Has anyone here used the Sure Flap? Would you use it again? Is there a better one that I may have missed?
posted by drfu to Pets & Animals (3 answers total) 2 users marked this as a favorite
 
We have that exact door!

A few observations that might help you make a decision:

The way the door is built, there's kind of a tunnel on the inside-the-house side of it. While there is a flap, your cat will have to go through the tunnel to get to it. At least a month after we had it installed, the door still seems to give our cat some trouble. It's not something she can just walk through.

That's another thing to consider. The door doesn't open magically when your cat approaches wearing the collar tag. All the tag (or chip, if your cat is chipped) will do is disarm the lock if you have the lock set. It took at least a week of showing our cat she could push the door open herself if she would... just... come on, kitty, yeah, push it open WHO'S A GOOD KITTY? We turned off the sensor during training just so there would be no question she could get in and out if she wanted.

Now that Oona is a pro, we've locked the door from the inside a few times to make sure she won't get outside for one reason or another, but we've actually left the lock turned off most of the time. All that expense for the door that has a built-in sensor, and we still haven't really been using the sensor.
posted by emelenjr at 11:51 PM on June 2, 2015


Best answer: We've had the sure flap for about four years. The cat figured it out right away, which is great. The battery life is great and it works as advertised. A couple of caveats.

Another cat can follow yours inside if it is fast enough.

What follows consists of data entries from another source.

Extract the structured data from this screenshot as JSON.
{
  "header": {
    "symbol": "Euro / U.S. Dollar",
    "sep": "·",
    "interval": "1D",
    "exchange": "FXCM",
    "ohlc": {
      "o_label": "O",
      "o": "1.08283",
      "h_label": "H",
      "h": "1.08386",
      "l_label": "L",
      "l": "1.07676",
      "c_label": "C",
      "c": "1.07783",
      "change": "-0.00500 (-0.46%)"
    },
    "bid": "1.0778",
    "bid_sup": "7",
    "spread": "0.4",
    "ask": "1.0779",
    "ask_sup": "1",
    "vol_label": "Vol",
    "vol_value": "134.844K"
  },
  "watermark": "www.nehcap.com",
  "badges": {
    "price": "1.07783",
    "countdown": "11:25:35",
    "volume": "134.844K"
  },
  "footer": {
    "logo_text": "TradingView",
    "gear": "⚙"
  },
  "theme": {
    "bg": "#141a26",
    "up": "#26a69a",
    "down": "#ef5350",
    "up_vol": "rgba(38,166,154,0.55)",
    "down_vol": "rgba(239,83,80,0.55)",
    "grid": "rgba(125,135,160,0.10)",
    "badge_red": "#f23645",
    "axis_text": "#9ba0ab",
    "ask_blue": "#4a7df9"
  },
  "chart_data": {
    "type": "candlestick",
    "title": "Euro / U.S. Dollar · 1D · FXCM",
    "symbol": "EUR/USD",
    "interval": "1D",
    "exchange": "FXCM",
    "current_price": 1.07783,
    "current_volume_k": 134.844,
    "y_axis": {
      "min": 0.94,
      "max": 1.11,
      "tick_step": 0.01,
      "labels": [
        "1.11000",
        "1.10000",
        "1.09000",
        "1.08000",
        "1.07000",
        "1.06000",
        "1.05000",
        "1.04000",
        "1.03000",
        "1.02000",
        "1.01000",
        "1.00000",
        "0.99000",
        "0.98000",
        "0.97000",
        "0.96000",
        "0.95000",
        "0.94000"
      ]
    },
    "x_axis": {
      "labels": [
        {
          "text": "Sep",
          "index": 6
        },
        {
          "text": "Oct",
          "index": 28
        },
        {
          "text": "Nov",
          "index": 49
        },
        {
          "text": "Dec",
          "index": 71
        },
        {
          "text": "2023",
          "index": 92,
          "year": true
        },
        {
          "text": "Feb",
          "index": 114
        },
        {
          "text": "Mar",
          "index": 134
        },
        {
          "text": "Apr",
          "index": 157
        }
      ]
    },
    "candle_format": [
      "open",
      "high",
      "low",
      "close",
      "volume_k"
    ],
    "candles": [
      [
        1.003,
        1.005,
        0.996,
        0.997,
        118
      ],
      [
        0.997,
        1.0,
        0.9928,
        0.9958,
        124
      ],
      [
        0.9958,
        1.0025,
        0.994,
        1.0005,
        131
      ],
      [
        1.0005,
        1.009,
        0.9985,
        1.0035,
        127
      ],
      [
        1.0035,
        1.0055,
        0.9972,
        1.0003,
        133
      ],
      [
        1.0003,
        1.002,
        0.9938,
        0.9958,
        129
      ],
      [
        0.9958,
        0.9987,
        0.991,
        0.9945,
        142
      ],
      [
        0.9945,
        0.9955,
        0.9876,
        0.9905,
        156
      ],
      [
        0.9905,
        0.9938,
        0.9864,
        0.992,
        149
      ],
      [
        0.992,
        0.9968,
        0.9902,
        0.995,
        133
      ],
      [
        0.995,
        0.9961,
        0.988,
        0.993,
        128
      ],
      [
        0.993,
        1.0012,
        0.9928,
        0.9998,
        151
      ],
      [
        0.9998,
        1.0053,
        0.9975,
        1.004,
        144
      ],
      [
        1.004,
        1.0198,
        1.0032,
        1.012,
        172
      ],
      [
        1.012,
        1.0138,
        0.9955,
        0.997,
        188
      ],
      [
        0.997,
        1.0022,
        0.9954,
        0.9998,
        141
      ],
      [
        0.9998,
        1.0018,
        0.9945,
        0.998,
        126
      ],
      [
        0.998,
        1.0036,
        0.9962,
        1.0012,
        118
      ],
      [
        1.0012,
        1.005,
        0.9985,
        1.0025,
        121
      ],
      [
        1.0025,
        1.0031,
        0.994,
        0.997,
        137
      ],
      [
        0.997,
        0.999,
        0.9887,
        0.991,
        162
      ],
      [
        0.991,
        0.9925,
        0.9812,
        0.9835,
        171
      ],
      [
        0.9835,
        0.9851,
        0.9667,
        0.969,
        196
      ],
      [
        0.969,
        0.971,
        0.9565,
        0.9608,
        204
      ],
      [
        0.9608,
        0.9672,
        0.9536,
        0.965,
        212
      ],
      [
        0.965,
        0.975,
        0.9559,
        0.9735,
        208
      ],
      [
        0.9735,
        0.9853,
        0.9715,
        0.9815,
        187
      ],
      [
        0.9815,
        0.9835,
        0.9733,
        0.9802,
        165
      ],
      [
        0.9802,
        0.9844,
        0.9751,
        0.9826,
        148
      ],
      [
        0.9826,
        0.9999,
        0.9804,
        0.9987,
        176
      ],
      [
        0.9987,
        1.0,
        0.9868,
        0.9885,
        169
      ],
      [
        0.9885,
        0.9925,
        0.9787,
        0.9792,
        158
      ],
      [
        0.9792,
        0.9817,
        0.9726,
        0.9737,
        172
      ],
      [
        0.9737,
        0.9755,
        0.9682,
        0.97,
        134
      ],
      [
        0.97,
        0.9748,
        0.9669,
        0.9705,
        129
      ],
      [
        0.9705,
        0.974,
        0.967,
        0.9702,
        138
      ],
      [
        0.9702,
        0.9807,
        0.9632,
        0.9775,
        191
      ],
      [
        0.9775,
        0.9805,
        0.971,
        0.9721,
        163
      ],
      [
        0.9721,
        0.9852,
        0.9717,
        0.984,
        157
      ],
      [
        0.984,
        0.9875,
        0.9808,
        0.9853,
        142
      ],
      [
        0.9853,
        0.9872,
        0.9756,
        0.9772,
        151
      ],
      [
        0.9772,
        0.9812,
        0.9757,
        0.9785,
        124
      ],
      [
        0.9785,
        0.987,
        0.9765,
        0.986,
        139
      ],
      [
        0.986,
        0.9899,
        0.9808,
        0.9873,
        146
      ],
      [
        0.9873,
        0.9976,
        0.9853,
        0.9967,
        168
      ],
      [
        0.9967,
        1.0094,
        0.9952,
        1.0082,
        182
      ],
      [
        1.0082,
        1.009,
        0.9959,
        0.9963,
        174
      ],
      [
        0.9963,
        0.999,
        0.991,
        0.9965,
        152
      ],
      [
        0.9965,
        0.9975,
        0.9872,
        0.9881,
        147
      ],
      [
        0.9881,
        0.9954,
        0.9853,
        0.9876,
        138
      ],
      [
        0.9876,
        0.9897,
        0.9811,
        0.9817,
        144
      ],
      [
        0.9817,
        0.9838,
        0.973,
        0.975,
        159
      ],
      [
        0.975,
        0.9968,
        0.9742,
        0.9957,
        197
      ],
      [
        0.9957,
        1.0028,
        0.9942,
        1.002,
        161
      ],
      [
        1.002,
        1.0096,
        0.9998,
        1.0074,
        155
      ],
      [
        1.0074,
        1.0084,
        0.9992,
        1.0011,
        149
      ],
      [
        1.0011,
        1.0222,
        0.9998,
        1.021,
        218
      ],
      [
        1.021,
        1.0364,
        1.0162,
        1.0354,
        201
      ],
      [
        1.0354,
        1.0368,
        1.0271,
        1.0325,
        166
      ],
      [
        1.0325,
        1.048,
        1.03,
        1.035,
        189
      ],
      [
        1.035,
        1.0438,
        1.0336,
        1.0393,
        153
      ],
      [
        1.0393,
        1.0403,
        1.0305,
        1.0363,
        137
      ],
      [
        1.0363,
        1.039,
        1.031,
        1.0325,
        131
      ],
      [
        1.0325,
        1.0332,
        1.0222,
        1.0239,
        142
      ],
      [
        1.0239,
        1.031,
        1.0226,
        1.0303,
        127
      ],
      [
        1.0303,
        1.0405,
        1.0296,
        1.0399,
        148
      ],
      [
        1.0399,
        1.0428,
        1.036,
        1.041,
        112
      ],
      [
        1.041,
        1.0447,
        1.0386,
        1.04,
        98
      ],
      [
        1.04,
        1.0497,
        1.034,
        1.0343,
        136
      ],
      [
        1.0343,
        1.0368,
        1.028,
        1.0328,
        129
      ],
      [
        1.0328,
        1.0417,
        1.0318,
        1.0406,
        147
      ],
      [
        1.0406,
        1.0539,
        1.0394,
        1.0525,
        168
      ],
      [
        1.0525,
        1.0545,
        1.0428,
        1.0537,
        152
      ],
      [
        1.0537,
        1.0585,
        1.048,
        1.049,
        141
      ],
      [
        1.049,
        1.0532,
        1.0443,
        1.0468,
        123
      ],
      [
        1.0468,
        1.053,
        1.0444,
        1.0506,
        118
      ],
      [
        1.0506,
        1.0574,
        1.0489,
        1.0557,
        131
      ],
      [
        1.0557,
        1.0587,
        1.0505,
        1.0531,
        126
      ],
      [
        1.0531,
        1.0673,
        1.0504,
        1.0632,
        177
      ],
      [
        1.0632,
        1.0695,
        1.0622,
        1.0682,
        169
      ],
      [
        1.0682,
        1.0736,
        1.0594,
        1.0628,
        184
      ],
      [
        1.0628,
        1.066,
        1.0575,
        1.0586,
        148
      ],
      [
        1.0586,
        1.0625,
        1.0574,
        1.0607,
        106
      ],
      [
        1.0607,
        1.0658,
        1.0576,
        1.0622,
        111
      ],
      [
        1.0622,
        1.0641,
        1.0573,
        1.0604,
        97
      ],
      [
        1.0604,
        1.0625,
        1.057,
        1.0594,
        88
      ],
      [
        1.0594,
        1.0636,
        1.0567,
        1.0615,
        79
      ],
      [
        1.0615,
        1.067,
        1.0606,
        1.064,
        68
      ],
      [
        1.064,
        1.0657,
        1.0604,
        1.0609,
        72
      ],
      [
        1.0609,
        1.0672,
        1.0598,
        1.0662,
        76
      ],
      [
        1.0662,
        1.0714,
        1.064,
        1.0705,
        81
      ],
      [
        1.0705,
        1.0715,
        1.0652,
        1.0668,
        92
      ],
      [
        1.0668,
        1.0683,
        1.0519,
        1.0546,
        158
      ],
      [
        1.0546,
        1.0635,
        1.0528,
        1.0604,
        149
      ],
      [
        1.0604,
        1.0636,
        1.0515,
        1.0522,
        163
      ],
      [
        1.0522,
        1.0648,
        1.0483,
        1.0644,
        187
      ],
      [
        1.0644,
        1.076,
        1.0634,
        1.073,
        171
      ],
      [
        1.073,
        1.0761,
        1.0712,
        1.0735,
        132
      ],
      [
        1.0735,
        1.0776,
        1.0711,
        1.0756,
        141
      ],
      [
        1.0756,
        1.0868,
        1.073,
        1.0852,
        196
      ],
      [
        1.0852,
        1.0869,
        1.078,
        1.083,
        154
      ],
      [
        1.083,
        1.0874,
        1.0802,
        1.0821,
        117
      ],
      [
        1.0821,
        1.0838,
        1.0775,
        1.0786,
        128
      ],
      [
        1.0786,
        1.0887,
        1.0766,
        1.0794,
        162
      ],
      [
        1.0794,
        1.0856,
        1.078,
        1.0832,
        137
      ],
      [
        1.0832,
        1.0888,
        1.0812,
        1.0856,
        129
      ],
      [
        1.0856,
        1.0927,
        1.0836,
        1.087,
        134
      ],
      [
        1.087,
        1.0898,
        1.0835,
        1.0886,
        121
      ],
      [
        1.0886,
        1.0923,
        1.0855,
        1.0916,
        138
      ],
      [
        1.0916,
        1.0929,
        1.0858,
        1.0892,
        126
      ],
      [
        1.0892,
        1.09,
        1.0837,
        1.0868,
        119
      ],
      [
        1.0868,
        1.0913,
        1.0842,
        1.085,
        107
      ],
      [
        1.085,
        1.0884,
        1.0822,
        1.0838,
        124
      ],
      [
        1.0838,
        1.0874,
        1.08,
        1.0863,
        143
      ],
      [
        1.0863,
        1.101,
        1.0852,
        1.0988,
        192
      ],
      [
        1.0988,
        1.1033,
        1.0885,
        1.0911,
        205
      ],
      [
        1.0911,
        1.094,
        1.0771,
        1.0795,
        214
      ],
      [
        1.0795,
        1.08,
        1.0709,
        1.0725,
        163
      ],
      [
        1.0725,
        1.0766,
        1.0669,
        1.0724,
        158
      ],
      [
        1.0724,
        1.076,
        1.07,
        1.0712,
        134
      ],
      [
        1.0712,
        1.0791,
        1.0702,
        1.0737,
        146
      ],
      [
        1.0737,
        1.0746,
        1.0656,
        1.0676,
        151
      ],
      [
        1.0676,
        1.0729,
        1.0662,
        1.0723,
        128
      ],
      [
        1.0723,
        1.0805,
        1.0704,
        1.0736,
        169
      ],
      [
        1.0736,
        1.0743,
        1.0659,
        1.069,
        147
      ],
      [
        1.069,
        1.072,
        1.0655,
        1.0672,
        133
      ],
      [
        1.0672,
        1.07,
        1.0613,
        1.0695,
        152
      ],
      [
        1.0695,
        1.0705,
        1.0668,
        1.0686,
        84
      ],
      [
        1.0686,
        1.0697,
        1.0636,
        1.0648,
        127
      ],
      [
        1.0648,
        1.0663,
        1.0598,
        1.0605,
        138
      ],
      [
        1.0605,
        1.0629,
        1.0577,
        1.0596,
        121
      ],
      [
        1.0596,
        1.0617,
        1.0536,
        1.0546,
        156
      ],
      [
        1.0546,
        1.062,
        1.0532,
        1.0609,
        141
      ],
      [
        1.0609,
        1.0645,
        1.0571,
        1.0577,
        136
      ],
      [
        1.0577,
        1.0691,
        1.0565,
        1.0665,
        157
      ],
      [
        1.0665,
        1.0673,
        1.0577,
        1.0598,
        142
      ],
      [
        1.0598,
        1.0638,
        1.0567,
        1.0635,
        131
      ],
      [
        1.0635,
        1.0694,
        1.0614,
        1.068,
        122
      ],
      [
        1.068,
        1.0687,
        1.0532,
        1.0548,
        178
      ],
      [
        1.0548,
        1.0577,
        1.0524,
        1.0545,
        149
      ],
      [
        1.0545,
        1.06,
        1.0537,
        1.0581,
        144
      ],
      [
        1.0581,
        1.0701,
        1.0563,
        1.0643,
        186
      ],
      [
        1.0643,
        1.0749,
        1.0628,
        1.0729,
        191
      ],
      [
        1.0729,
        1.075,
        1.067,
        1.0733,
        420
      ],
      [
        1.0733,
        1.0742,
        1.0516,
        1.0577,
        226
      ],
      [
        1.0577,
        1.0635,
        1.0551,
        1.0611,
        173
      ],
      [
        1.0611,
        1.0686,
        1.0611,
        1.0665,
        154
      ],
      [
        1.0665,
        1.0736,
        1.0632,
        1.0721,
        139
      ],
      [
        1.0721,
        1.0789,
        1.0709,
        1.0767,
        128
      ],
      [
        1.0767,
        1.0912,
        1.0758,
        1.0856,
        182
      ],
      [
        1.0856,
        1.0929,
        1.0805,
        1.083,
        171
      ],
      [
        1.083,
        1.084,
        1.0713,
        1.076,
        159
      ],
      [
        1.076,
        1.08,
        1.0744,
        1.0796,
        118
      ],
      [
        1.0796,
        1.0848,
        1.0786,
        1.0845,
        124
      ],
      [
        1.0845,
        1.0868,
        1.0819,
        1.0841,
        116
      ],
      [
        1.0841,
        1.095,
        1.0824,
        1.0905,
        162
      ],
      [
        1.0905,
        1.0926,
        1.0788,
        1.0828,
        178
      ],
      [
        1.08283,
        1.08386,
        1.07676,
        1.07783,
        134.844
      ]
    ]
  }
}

It has happened to ours twice that she's been fleeing a fight and the other has chased her closely enough behind to get through the door before it closes.

Also, it is very small. Our cat is tiny (3.5kg) and it looks like it's a tight squeeze for her. Most fat cats would struggle, I think.

Finally, because it is small, it picks up fur at the top as she squeezes past the rubber seal there, and the fur accumulates to where it eventually stops the door from swinging as smoothly, and then it sometimes sits slightly open unless the cat has gone through fast enough to give it momentum enough to swing shut. This has only started happening the past six months or so, so maybe something has rusted or needs oiling as well as the fur issue, but cleaning the fur out makes it swing more smoothly again for a while.
posted by lollusc at 2:32 AM on June 3, 2015


About cat's reluctance to go through the tunnel and then push up the flap, we trained ours by just taping the flap up, putting some that's on the other side, and getting them used to just the tunnel that way. Then we taped the flap in a slightly lower position so the had to nudge it up just a little, and then progressively lowered it until they were comfortable with opening it from a shut position.